PCA-Plus: Enhanced principal component analysis with illustrative applications to batch effects and their quantitation
Nianxiang Zhang,Tod D Casasent,Anna K Casasent,Shwetha V Kumar,Chris Wakefield,Bradley M Broom,John N Weinstein,Rehan Akbani
DOI: https://doi.org/10.1101/2024.01.02.573793
2024-01-03
bioRxiv
Abstract:Background: Principal component analysis (PCA), a standard approach to analysis and visualization of large datasets, is commonly used in biomedical research for detecting similarities and differences among groups of samples.
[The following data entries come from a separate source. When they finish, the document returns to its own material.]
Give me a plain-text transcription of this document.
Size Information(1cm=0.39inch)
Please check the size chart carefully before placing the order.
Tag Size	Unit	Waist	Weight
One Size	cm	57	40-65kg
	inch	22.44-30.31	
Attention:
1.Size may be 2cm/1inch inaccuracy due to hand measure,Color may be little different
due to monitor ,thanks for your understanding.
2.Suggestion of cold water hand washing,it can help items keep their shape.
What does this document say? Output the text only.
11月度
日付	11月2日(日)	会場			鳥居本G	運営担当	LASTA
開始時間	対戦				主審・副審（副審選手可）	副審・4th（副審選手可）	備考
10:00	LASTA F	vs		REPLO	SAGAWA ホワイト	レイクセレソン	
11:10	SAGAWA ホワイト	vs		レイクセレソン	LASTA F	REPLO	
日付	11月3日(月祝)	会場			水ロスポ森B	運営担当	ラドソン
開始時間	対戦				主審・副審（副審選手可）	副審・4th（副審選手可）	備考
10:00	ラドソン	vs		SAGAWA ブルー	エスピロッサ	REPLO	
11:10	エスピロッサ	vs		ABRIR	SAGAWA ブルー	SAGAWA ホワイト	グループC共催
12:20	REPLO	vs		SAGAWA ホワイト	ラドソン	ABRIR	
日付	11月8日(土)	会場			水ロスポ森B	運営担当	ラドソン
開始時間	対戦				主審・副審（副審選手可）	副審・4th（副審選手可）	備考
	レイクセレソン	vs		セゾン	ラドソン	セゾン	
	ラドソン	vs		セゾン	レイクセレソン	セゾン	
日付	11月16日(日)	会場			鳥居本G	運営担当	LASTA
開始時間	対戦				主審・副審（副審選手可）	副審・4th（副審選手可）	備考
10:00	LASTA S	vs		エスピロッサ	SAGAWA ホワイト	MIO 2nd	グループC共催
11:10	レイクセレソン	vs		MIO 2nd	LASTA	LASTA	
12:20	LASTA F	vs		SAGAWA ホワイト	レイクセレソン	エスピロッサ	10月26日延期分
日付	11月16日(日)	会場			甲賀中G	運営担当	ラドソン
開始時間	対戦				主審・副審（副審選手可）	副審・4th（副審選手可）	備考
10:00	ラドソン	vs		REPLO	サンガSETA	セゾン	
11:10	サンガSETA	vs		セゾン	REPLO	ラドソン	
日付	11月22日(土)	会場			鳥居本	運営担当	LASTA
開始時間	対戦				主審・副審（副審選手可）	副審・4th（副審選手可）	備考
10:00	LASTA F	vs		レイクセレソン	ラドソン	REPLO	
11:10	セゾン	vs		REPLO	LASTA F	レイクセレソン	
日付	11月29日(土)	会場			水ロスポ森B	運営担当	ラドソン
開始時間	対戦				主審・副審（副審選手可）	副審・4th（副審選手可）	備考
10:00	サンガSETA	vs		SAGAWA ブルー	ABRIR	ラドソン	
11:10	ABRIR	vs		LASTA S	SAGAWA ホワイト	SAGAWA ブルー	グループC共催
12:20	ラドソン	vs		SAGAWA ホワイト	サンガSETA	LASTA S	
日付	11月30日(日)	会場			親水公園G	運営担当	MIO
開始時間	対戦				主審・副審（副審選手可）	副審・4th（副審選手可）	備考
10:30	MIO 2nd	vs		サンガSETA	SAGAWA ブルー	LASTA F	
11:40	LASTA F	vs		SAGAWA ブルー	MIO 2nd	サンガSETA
We initially used conventional PCA as a tool for critical quality control of batch and trend effects in multi-omic profiling data produced by The Cancer Genome Atlas (TCGA) project of the NCI. We found, however, that conventional PCA visualizations were often hard to interpret when inter-batch differences were moderate in comparison with intra-batch differences; it was also difficult to quantify batch effects objectively. We, therefore, sought enhancements to make the method more informative in those and analogous settings. Results: We have developed algorithms and a toolbox of enhancements to conventional PCA that improve the detection, diagnosis, and quantitation of differences between or among groups, e.g., groups of molecularly profiled biological samples. The enhancements include (i) computed group centroids; (ii) sample-dispersion rays; (iii) differential coloring of centroids, rays, and sample data points; (iii) trend trajectories; and (iv) a novel separation index (DSC) for quantitation of differences among groups. Conclusions: PCA-Plus has been our most useful single tool for analyzing, visualizing, and quantitating batch effects, trend effects, and class differences in molecular profiling data of many types: mRNA expression, microRNA expression, DNA methylation, and DNA copy number. An early version of PCA-Plus has been used as the central graphical visualization in our MBatch package for near-real-time surveillance of data for analysis working groups in more than 70 TCGA, PanCancer Atlas, PanCancer Analysis of Whole Genomes, and Genome Data Analysis Network projects of the NCI. The algorithms and software are generic, hence applicable more generally to other types of multivariate data as well. PCA-Plus is freely available in a down-loadable R package at our MBatch website.